Il tempo stesso, abbiamo detto, ti porta nel conflitto:
perché ti costringe a scegliere; tu constati che non riesci a portarti dietro
tutto, devi per forza fare delle preferenze.
Ecco, Dio ti costringe progressivamente a porre qualcosa
prima di tutto, fino ad avere prima di tutto
Lui stesso.
Naturalmente, allora, ogni passo che percorri in questa
direzione è preceduto da una qualche
forma di conflittualità: perché, mentre Dio ti propone di mettere prima di
tutto LUI, tu sei in una situazione in cui porti dentro tutto un altro mondo, e
questo mondo tu lo vorresti trattenere!
Franca: È molto importante la precisazione “con i Suoi
discepolo”.
Luigi: Gesù è il Verbo Incarnato; allora, Lui non cammina da solo, Lui viene a prendere gli argomenti/interessi
dei Suoi discepoli.
Franco: I non discepoli non possono entrare lì.
Luigi: Certo: “nessuno può venire a Me se non è attratto dal
Padre”.
Se non sei attratto da Dio i conflitti li avrai ugualmente,
ma col mondo.
Franco: Troveranno poi il conflitto finale.
Domenico: La presenza di Dio che causa il conflitto è la stessa
che determina l’esperienza della Sua assenza?
Luigi: Certo; la Sua stessa assenza è una proposta.
Osvaldo: Quindi, ogni volta che sperimentiamo un qualsiasi
conflitto…
Luigi: …è perché Dio sta entrando nella nostra vita,
obbligandoci così a mettere in evidenza qualche valore.
Giovanna: Prima di condurci in questo conflitto Gesù ci affida al
Padre, e ci fa esperimentare momenti molto ricchi della Sua presenza.
Luigi: Dicendo che “sovente li conduceva in quel luogo” ci fa
capire che è avvenuto anche prima, della Preghiera sacerdotale.
Questo è l’ultimo conflitto prima della Passione e Morte;
tutto procede verso la conclusione, quindi tutto procede verso un conflitto
estremo, che è poi proprio questa “guerra” tra il nostro io e Dio.
Giovanna: Prima Dio opera la proposta, poi avviene il conflitto;
ma il tempo in cui propone, è quello in cui Dio parla.
Luigi: Si tratta di espressione di volontà: la proposta è una
volontà.
Necessariamente una risposta tu la dai; il conflitto
avviene prima di essa, quando tu hai due pesi sulla bilancia.

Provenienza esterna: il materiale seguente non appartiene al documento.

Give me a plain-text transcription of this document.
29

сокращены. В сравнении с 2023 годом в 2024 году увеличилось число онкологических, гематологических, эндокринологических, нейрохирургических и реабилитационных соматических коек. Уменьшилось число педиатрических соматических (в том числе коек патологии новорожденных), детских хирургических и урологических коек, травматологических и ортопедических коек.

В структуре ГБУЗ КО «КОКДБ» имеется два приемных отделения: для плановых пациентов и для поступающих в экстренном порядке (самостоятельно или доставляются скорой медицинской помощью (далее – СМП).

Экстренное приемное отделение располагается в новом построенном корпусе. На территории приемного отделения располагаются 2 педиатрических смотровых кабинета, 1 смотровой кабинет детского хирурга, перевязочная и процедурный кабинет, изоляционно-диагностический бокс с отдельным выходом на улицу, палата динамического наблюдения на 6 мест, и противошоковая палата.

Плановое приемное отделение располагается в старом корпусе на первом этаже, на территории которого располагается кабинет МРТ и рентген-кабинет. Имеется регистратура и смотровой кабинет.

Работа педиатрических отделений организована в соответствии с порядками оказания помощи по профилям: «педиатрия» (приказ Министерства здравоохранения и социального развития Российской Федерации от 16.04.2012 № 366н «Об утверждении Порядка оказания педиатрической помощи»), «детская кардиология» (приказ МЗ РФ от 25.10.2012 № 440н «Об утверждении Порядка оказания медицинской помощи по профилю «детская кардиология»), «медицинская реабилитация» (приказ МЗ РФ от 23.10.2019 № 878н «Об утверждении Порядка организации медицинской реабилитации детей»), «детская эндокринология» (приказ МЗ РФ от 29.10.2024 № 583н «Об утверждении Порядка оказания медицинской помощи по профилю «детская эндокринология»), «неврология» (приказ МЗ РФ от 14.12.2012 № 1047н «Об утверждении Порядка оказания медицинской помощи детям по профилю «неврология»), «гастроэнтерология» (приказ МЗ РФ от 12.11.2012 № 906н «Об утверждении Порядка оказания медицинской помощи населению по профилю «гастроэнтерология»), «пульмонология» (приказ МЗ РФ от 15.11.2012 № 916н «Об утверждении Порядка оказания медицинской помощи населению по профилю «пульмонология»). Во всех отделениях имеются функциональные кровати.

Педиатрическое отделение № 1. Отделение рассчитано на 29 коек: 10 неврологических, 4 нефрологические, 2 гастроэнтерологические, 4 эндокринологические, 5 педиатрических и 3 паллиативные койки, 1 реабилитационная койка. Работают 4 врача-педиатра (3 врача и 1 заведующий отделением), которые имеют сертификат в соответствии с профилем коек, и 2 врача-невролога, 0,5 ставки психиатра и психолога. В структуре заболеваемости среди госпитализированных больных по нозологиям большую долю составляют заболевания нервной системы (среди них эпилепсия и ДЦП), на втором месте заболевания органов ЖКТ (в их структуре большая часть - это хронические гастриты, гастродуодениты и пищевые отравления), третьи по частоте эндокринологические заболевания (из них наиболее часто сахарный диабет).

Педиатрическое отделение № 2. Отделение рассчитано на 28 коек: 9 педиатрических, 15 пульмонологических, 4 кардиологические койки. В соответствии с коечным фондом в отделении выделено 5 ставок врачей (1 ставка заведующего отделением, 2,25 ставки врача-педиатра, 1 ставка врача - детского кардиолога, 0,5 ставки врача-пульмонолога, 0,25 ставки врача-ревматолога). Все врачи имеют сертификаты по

Cris: Anche Gesù ha subito il conflitto.
Luigi: È tutto per noi, anche le tentazioni; Lui ti fa vedere come se ne esce: “se
possibile passi da Me questo calice, ma non la Mia volontà sia fatta, ma la
Tua”.
Cioè, se ne esce sottomettendosi a Dio.
Questa è l’Incarnazione: Dio che si riveste della
situazione in cui ci troviamo.
Fabiola: Questa Presenza di Dio va vista anche fuori dei nostri
pensieri?
Luigi: In tutto: “Chi fa l’esterno è lo stesso che fa
l’interno”; Dio parla con te sia dentro che fuori: Uno solo è il Creatore;
anche l’esterno è opera di Dio.
Ad esempio, tu sei in preghiera e qualcuno bussa alla tua
porta; allora, non è che, per il fatto di essere in preghiera, tu sia
autorizzata a prendere a calci colui che ha bussato…perché è Dio, che sta
bussando alla tua porta, e un giorno te lo dimostrerà.

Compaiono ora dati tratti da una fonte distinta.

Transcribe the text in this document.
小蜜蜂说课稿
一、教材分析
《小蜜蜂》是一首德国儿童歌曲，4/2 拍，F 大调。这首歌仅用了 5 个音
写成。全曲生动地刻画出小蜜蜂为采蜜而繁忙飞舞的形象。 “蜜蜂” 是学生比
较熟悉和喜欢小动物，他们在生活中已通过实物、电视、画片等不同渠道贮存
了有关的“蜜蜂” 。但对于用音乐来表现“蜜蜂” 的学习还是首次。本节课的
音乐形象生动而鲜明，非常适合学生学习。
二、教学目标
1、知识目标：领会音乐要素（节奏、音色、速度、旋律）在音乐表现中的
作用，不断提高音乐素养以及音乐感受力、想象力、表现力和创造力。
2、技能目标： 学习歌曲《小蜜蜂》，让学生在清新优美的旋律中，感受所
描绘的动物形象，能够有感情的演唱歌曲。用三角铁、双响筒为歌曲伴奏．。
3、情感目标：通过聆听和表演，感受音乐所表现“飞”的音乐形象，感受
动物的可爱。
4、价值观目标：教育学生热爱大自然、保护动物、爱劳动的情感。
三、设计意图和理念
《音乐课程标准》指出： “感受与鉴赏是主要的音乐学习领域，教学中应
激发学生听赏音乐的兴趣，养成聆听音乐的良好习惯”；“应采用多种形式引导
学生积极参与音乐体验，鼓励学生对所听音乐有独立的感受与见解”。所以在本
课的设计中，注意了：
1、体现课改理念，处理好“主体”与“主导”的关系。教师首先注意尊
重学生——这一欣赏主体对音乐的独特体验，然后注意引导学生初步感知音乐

Ecco, dobbiamo sempre tenere attuale che Dio è presente
in tutto, per cui dialoga con noi in tutto; solo se tieni presente Dio in
tutto, tu ti comporti bene.
Pinuccia A.: Dio entra nella mia vita quando mi fa fare
esperienza di conflitto.
Luigi: Dio scende nella tua vita; quando ti accorgi che c’è un
conflitto con_, ti rendi conto che è presente una volontà diversa, che ti
contrasta, che ti pone in difficoltà, e allora dici, come Paolo quando è stato
buttato giù da cavallo: “chi sei?”
Gesù ci esprime questo conflitto, con la sua soluzione,
quando dice: “se è possibile passi da Me questo calice, ma non la mia volontà
sia fatta, ma la Tua”; cioè: sottomette.
Di solito noi, invece, strumentalizziamo; ad esempio
diciamo: “Signore, non berrò più caffè se Tu in cambio mi fai questo favore”;
tendiamo cioè a sottomettere Dio alla nostra volontà, dandogli in cambio un
qualche sacrificio, una qualche rinuncia.
Bisogna invece riconoscere con intelligenza (e non per
violenza o furbizia) la Verità: è giusto che
Lui sia al di sopra di tutto, perché
Lui è il Creatore ; non dobbiamo cercare di barare al gioco, perché
facciamo soltanto il nostro danno.
Pinuccia: Lui entra con i
Suoi discepoli per far vedere come si esce dal conflitto.
Luigi: È la funzione dell’incarnazione; è come se tu fossi in
un cinema, e scoppiasse un incendio, col conseguente panico; Lui incarnato cosa fa? Viene vicino a te e ti
dice: “vieni, Io ti conduco all’uscita di sicurezza”.
Giuda dunque,
preso un distaccamento di soldati e delle guardie fornite dai
sommi sacerdoti e dai farisei, si recò là con lanterne, torce e armi. Gv 18 Vs 3
Titolo:
Argomenti:
26/ Giugno /1993
1° tema: Giuda.
Luigi: Prima Giuda era “con”; adesso diventa una singolarità.
Delfina: Gesù ha portato
tutti gli altri meno che lui.
Luigi: L’ha portato altre volte; tu guarda durante l’ultima
cena in che razza di conflitto lo ha portato!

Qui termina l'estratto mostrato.